Mas os Prado, Virallobos, Alice e Leminski e Cia não tinha nada a ver com isso. Eram poetas mesmo e até freqüentavam os bares como a Amarilis, Dolares Nervosa e outros que surgiram no Lago da Ordem (Bar do Estudante). 

Vale um parênteses: Curitiba é a cidade mais pose do Paraná. Tirando esses caras, o resto era aquelas meninas de topetes, tudo igual uma a outra e nós, é claro, detonando todas. 

O Mova-se durou três números, depois fizemos o Caos, o Contra-Informação e por fim o Suicídio Coletivo. Estávamos de saco cheio do que havia se transformado tudo aquilo, entramos na nóia e cada um foi fazer o que devia ser feito. Guardamos boas saudades como a My Way do Camisa de Vênus. 

“fazdefoz” – Do Mova-se, ouso transcrever uma espécie de editorial do primeiro número para exemplificar como éramos arrogantes: “Irmãos.
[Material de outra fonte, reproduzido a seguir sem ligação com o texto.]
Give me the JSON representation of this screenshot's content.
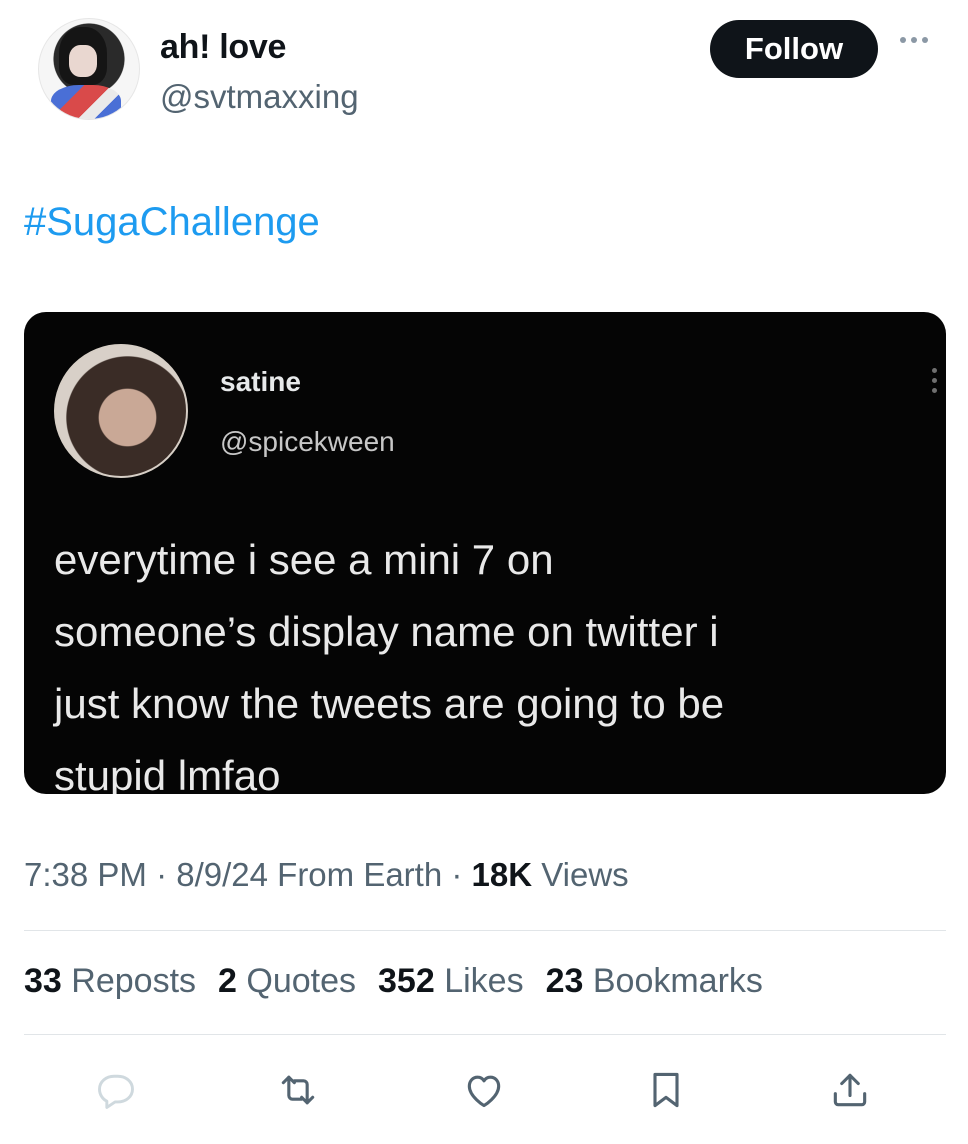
{
  "author": {
    "display_name": "ah! love",
    "handle": "@svtmaxxing",
    "follow_label": "Follow"
  },
  "post": {
    "hashtag": "#SugaChallenge",
    "quoted": {
      "display_name": "satine",
      "handle": "@spicekween",
      "text": "everytime i see a mini 7 on\nsomeone’s display name on twitter i\njust know the tweets are going to be\nstupid lmfao"
    },
    "meta": {
      "time": "7:38 PM",
      "date": "8/9/24",
      "source": "From Earth",
      "views_count": "18K",
      "views_label": "Views"
    },
    "stats": [
      {
        "count": "33",
        "label": "Reposts"
      },
      {
        "count": "2",
        "label": "Quotes"
      },
      {
        "count": "352",
        "label": "Likes"
      },
      {
        "count": "23",
        "label": "Bookmarks"
      }
    ]
  },
  "icons": {
    "reply": "reply-icon",
    "repost": "repost-icon",
    "like": "heart-icon",
    "bookmark": "bookmark-icon",
    "share": "share-icon"
  },
  "colors": {
    "accent": "#1d9bf0",
    "text_primary": "#0f1419",
    "text_secondary": "#536471",
    "follow_bg": "#0f1419"
  }
}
Chegamos. Aliás, estamos aqui há um bom tempo. Resolvemos ser originais. A originalidade é apenas uma imitação melhor que as outras. Este boletim sai hoje. O próximo sai amanhã. Esperem”. 
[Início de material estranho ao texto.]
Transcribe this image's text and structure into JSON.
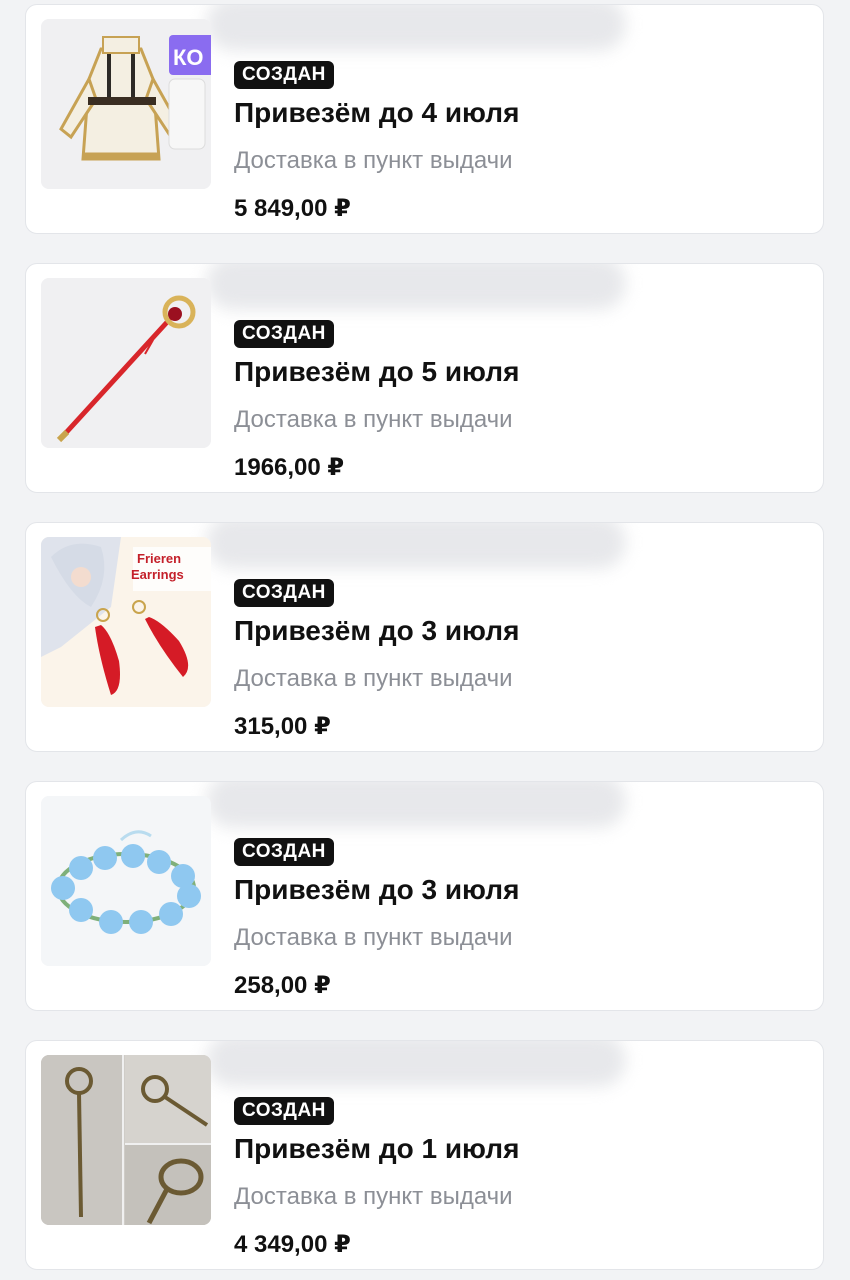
{
  "orders": [
    {
      "status": "СОЗДАН",
      "delivery_title": "Привезём до 4 июля",
      "delivery_method": "Доставка в пункт выдачи",
      "price": "5 849,00 ₽",
      "thumb_label": "КО"
    },
    {
      "status": "СОЗДАН",
      "delivery_title": "Привезём до 5 июля",
      "delivery_method": "Доставка в пункт выдачи",
      "price": "1966,00 ₽"
    },
    {
      "status": "СОЗДАН",
      "delivery_title": "Привезём до 3 июля",
      "delivery_method": "Доставка в пункт выдачи",
      "price": "315,00 ₽",
      "thumb_label_1": "Frieren",
      "thumb_label_2": "Earrings"
    },
    {
      "status": "СОЗДАН",
      "delivery_title": "Привезём до 3 июля",
      "delivery_method": "Доставка в пункт выдачи",
      "price": "258,00 ₽"
    },
    {
      "status": "СОЗДАН",
      "delivery_title": "Привезём до 1 июля",
      "delivery_method": "Доставка в пункт выдачи",
      "price": "4 349,00 ₽"
    }
  ]
}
“Sabemos que produzir algo nessa cidade é uma merda. O cineclube é para isso mesmo. A cidade vai continuar como está ou feder mais ainda. É o que esperamos”. 
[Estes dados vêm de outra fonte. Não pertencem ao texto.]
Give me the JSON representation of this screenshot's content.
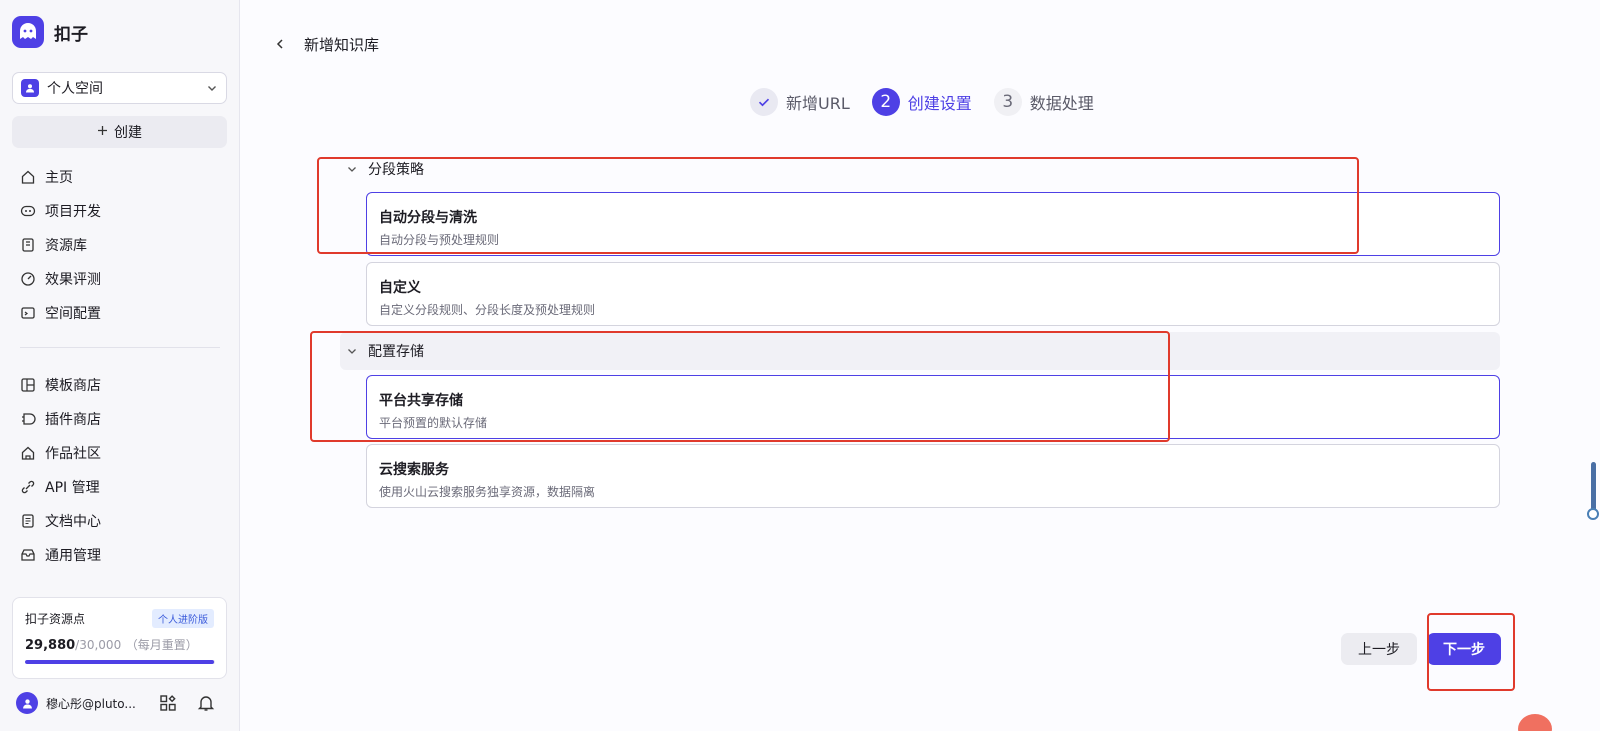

“Vamos invadir todos os espaços. Levaremos cinema, cultura e ejaculação precoce a todos. Não vai sobrar um. Bares, boates, bairros, escolas, favelas, igrejas e cadeias. Todos, sem distinção, vão entrar na dança. Podem levar o papagaio, a farofa e o baseadinho”. 

“Esta cidade precisa ter acesso ao cinema de arte ou independente. Vamos criar um pólo cultural alternativo, reunindo pessoas e interessados afins para aprender a fazer cinema e talvez filmes”. 

“Vamos entrar na briga pela tal casa da cultura (a fundação cultural não tinha sede). É uma fudeção uma cidade como esta não ter um local onde os artistas toquem punhetas e troquem palavrões”. 

“Meus velhos estão de saco cheio de tanta reunião na hora da novela. Precisamos de espaço. A arte está para a cultura como a cultura está pela arte e vice-versa. É tudo abobrinha e estamos cansados disso”. 

“Vamos trazer os melhores filmes já rodados no Brasil e outros que vocês nunca viram. Abaixo a pornografia. Não que sejamos contra. É que só tocar bronha também enche o saco, ou melhor, esvazia. Nisso nós temos experiência”. 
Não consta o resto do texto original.